Après la frénésie d’accumulation post-2021, le revirement est brutal. Même les plus fervents adeptes de la cryptomonnaie semblent prendre leurs gains.
Preuve que les institutions financières traditionnelles ont encore du mal à digérer la volatilité des actifs numériques. Ou simple réalisation tardive que le HODL n’est pas une stratégie viable pour gérer des réserves nationales ?
Les banques centrales préfèrent visiblement l’or – un actif qui, contrairement au Bitcoin, ne peut pas perdre 30% de sa valeur pendant que le gouverneur prend son café du matin.
Les gouvernements se débarrassent-ils du Bitcoin ?
Bien que des entreprises comme Strategy dépensent encore des milliards pour étendre leurs avoirs en Bitcoin, les gouvernement représentent également deux des 10 plus grandes baleines BTC.
CoinGecko a découvert des tendances intéressantes en analysant tout un ensemble de statistiques pertinentes.
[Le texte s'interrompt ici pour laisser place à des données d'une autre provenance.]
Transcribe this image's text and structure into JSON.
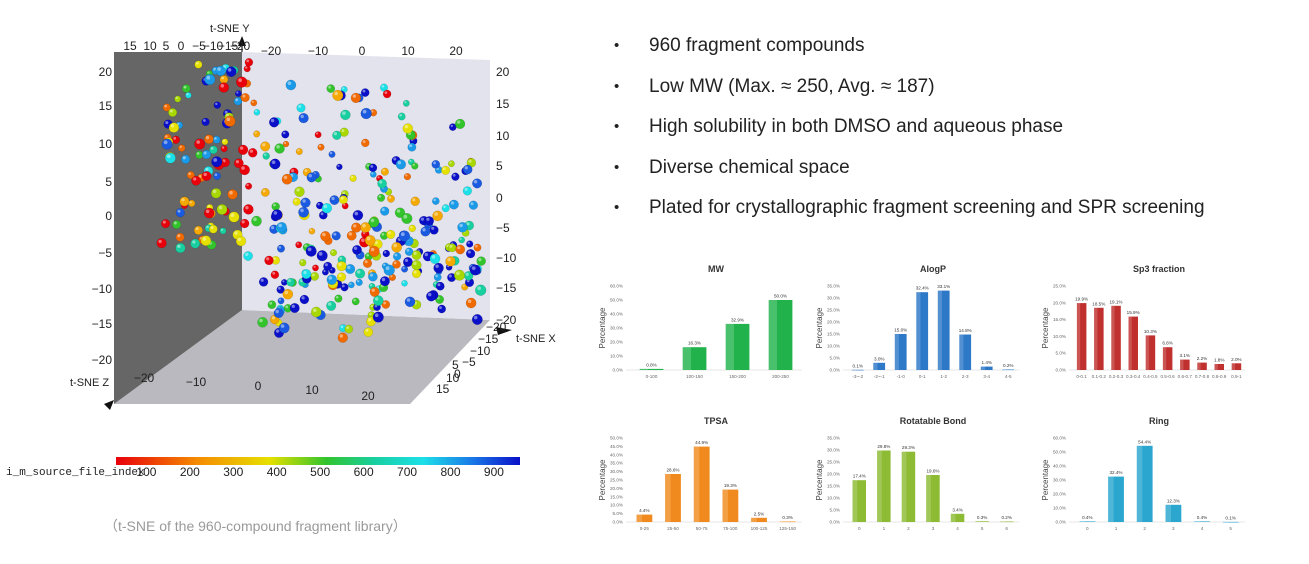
{
  "tsne": {
    "axis_titles": {
      "x": "t-SNE X",
      "y": "t-SNE Y",
      "z": "t-SNE Z"
    },
    "top_ticks_left": [
      "15",
      "10",
      "5",
      "0",
      "−5",
      "−10",
      "−15",
      "−20"
    ],
    "top_ticks_right": [
      "−20",
      "−10",
      "0",
      "10",
      "20"
    ],
    "left_ticks": [
      "20",
      "15",
      "10",
      "5",
      "0",
      "−5",
      "−10",
      "−15",
      "−20"
    ],
    "right_ticks": [
      "20",
      "15",
      "10",
      "5",
      "0",
      "−5",
      "−10",
      "−15",
      "−20"
    ],
    "floor_right_ticks": [
      "−20",
      "−15",
      "−10",
      "−5",
      "0",
      "5",
      "10",
      "15"
    ],
    "bottom_ticks": [
      "−20",
      "−10",
      "0",
      "10",
      "20"
    ],
    "colors": {
      "back_wall": "#e3e3ee",
      "left_wall": "#666666",
      "floor": "#b9b9bf"
    },
    "colorbar": {
      "title": "i_m_source_file_index",
      "ticks": [
        "100",
        "200",
        "300",
        "400",
        "500",
        "600",
        "700",
        "800",
        "900"
      ],
      "range": [
        30,
        960
      ]
    }
  },
  "caption": "（t-SNE of the 960-compound fragment library）",
  "bullets": [
    "960 fragment compounds",
    "Low MW (Max. ≈ 250, Avg. ≈ 187)",
    "High solubility in both DMSO and aqueous phase",
    "Diverse chemical space",
    "Plated for crystallographic fragment screening and SPR screening"
  ],
  "bullet_symbol": "•",
  "chart_data": [
    {
      "type": "bar",
      "title": "MW",
      "ylabel": "Percentage",
      "color": "#22b24c",
      "categories": [
        "0-100",
        "100-150",
        "150-200",
        "200-250"
      ],
      "values": [
        0.8,
        16.3,
        32.9,
        50.0
      ],
      "value_labels": [
        "0.8%",
        "16.3%",
        "32.9%",
        "50.0%"
      ],
      "yticks": [
        "0.0%",
        "10.0%",
        "20.0%",
        "30.0%",
        "40.0%",
        "50.0%",
        "60.0%"
      ],
      "ylim": [
        0,
        60
      ]
    },
    {
      "type": "bar",
      "title": "AlogP",
      "ylabel": "Percentage",
      "color": "#2e78c8",
      "categories": [
        "-3~-2",
        "-2~-1",
        "-1-0",
        "0-1",
        "1-2",
        "2-3",
        "3-4",
        "4-5"
      ],
      "values": [
        0.1,
        3.0,
        15.0,
        32.4,
        33.1,
        14.8,
        1.4,
        0.2
      ],
      "value_labels": [
        "0.1%",
        "3.0%",
        "15.0%",
        "32.4%",
        "33.1%",
        "14.8%",
        "1.4%",
        "0.2%"
      ],
      "yticks": [
        "0.0%",
        "5.0%",
        "10.0%",
        "15.0%",
        "20.0%",
        "25.0%",
        "30.0%",
        "35.0%"
      ],
      "ylim": [
        0,
        35
      ]
    },
    {
      "type": "bar",
      "title": "Sp3 fraction",
      "ylabel": "Percentage",
      "color": "#c0302e",
      "categories": [
        "0-0.1",
        "0.1-0.2",
        "0.2-0.3",
        "0.3-0.4",
        "0.4-0.5",
        "0.5-0.6",
        "0.6-0.7",
        "0.7-0.8",
        "0.8-0.9",
        "0.9-1"
      ],
      "values": [
        19.9,
        18.5,
        19.1,
        15.9,
        10.3,
        6.8,
        3.1,
        2.2,
        1.8,
        2.0
      ],
      "value_labels": [
        "19.9%",
        "18.5%",
        "19.1%",
        "15.9%",
        "10.3%",
        "6.8%",
        "3.1%",
        "2.2%",
        "1.8%",
        "2.0%"
      ],
      "yticks": [
        "0.0%",
        "5.0%",
        "10.0%",
        "15.0%",
        "20.0%",
        "25.0%"
      ],
      "ylim": [
        0,
        25
      ]
    },
    {
      "type": "bar",
      "title": "TPSA",
      "ylabel": "Percentage",
      "color": "#f08a1e",
      "categories": [
        "0-25",
        "25-50",
        "50-75",
        "75-100",
        "100-125",
        "125-150"
      ],
      "values": [
        4.4,
        28.6,
        44.9,
        19.3,
        2.5,
        0.3
      ],
      "value_labels": [
        "4.4%",
        "28.6%",
        "44.9%",
        "19.3%",
        "2.5%",
        "0.3%"
      ],
      "yticks": [
        "0.0%",
        "5.0%",
        "10.0%",
        "15.0%",
        "20.0%",
        "25.0%",
        "30.0%",
        "35.0%",
        "40.0%",
        "45.0%",
        "50.0%"
      ],
      "ylim": [
        0,
        50
      ]
    },
    {
      "type": "bar",
      "title": "Rotatable Bond",
      "ylabel": "Percentage",
      "color": "#8dbb34",
      "categories": [
        "0",
        "1",
        "2",
        "3",
        "4",
        "5",
        "6"
      ],
      "values": [
        17.4,
        29.8,
        29.3,
        19.6,
        3.4,
        0.3,
        0.2
      ],
      "value_labels": [
        "17.4%",
        "29.8%",
        "29.3%",
        "19.6%",
        "3.4%",
        "0.3%",
        "0.2%"
      ],
      "yticks": [
        "0.0%",
        "5.0%",
        "10.0%",
        "15.0%",
        "20.0%",
        "25.0%",
        "30.0%",
        "35.0%"
      ],
      "ylim": [
        0,
        35
      ]
    },
    {
      "type": "bar",
      "title": "Ring",
      "ylabel": "Percentage",
      "color": "#2aa6cf",
      "categories": [
        "0",
        "1",
        "2",
        "3",
        "4",
        "5"
      ],
      "values": [
        0.4,
        32.4,
        54.4,
        12.3,
        0.4,
        0.1
      ],
      "value_labels": [
        "0.4%",
        "32.4%",
        "54.4%",
        "12.3%",
        "0.4%",
        "0.1%"
      ],
      "yticks": [
        "0.0%",
        "10.0%",
        "20.0%",
        "30.0%",
        "40.0%",
        "50.0%",
        "60.0%"
      ],
      "ylim": [
        0,
        60
      ]
    }
  ]
}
Par exemple, cinq nations maintiennent actuellement des avoirs actifs en Bitcoin.

Le gouvernement fédéral des États-Unis serait actuellement le plus grand détenteur international de Bitcoin. Cependant, ils n’ont pas encore effectué un seul achat de BTC. L’ensemble des détentions actuelles ont été saisies lors d’opérations criminelles. Malgré des avancements positifs dans la politique Biitcoin, il faut encore que les USA concernent les nouvelles politiques par un achat significatif.
Des détenteurs qui n’ont jamais acheté
Vers la fin de la présidence de Joe Biden, le pays a malheureusement commencé à liquider ses avoirs en BTC. A l’inverse, depuis l’arrivée au pouvoir de Donald Trump, un désir d’étendre la réserve nationale en Bitcoin s’est mis en place tout en interdisant une quelconque vente future.
La Chine est un détenteur de Bitcoin gouvernemental quelque peu négligé, ce qui peut être largement attribué à deux raisons. Premièrement, la Chine est officiellement hostile à la crypto, et les rumeurs non vérifiées de libéralisation des politiques peuvent impacter le marché.
Le pays a saisi près de 200 000 bitcoins en 2020 et la totalité des pièces n’ont pas bougé depuis. Ce stock pourtant très conséquent échappe souvent à l’attention générale.

Le gouvernement britannique recopie la stratégie de la Chine, il fait tête basse, mais préserve l’intégralité de ces jetons. Au contraire, l’Allemagne a procédé à une liquidation complète de ses avoirs l’année dernière. Même si le gouvernement allemand a effectuer ces ventes pour combler un déficit budgétaire, les critiques n’ont pas manqué. Et pour cause, le manque a gagné est impressionnant, avec un jeton qui a valu deux fois plus qu’au moment des ventes allemandes.
En parallèle, l’Ukraine a effectué une liquidation totale similaire afin de financer son effort de guerre en cours.
La totalité des baleines gouvernementales mentionnées ci-dessus ont obtenu leurs pièces uniquement par des saisies criminelles. L’unique exception est l’Ukraine, qui a accepté des dons transfrontaliers.
Seul le Salvador achète du Bitcoin
En revanche, deux détenteurs gouvernementaux essaient activement d’acquérir du Bitcoin. Le Bhoutan a attiré l’attention internationale dernièrement en raison de ses gains en BTC. Après du minage Bitcoin, la moitié du stock a été vendu ces derniers mois afin d’en tirer des bénéfices.
De son côté, le Salvador ne s’est jamais séparé de la moindre pièce depuis le début de sa stratégie Bitcoin. Au final, c’est d’ailleurs le seul pays qui a opté pour augmenter son stock en BTC avec des achats réguliers. Aujourd’hui encore, les acquisitions continuent.

Ainsi, même si sur le papier, les gouvernements détiennent une énorme quantité de Bitcoin, la tendance est encore fragile, notamment du côté de l’acquisition.
Seuls sept gouvernements détenaient du BTC l’année dernière et deux d’entre eux l’ont perdu depuis. Quelques changements politiques pourraient malgré tout totalement transformer cet environnement.